University of Pennsylvania (Dept. of Computer and Information Science), 2019. — 645 p.
This
second volume covers some elements of optimization theory and applications, especially to
machine learning. This volume is divided in five parts:
Preliminaries of Optimization Theory.
Linear Optimization.
Nonlinear Optimization.
Applications to Machine Learning.
An appendix on Hilbert Bases and the Riesz–Fischer Theorem.
Part I is devoted to some preliminaries of optimization theory.
Part II deals with the special case where the objective function is a linear form and the constraints are affine inequality and equality constraints. This subject is known as
linear programming, and the next four chapters give an introduction to the subject.

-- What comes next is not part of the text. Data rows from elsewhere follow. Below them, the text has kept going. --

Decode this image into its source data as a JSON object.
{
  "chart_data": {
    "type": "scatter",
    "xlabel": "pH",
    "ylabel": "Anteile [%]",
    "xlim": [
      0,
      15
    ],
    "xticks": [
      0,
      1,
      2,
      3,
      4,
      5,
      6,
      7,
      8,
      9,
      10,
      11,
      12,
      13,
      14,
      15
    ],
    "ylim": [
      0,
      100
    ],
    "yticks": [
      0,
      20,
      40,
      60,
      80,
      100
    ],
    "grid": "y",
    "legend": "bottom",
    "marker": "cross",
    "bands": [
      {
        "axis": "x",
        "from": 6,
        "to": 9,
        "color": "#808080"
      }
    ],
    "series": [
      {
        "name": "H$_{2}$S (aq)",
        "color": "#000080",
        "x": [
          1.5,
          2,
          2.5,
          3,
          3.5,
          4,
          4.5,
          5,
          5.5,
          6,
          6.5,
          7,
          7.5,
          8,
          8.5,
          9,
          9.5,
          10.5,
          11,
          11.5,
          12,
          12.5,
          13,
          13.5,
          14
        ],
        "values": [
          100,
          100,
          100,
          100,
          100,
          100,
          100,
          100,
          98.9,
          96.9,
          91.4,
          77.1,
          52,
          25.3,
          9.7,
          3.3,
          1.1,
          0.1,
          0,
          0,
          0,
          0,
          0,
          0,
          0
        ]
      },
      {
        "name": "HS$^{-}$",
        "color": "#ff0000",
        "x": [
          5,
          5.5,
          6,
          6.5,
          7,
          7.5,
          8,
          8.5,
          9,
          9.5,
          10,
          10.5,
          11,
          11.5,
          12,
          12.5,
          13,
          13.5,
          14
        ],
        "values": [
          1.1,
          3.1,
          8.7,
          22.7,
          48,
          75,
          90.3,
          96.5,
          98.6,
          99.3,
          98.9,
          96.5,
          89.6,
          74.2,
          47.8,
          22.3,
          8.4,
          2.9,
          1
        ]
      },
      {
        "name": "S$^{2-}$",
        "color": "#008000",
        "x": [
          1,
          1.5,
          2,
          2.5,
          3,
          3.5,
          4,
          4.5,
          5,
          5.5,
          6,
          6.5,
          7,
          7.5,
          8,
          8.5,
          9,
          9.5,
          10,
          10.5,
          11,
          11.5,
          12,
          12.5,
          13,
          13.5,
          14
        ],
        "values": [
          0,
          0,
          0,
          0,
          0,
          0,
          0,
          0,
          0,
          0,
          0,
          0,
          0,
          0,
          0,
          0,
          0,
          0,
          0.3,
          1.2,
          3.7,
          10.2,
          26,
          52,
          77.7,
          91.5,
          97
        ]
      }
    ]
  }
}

Part III is devoted to nonlinear optimization, which is the case where the objective function J is not linear and the constaints are inequality constraints. Since it is practically impossible to say anything interesting if the constraints are not convex, we quickly consider the
convex case. The next three chapters constitute
Part IV, which covers some applications of optimization theory (in particular Lagrangian duality) to
machine learning. Except for a few exceptions we provide
complete proofs. We did so to make this book self-contained, but also because we believe that no deep knowledge of this material can be acquired without working out some proofs. However, our advice is to
skip some of the proofs upon first reading, especially if they are long and intricate.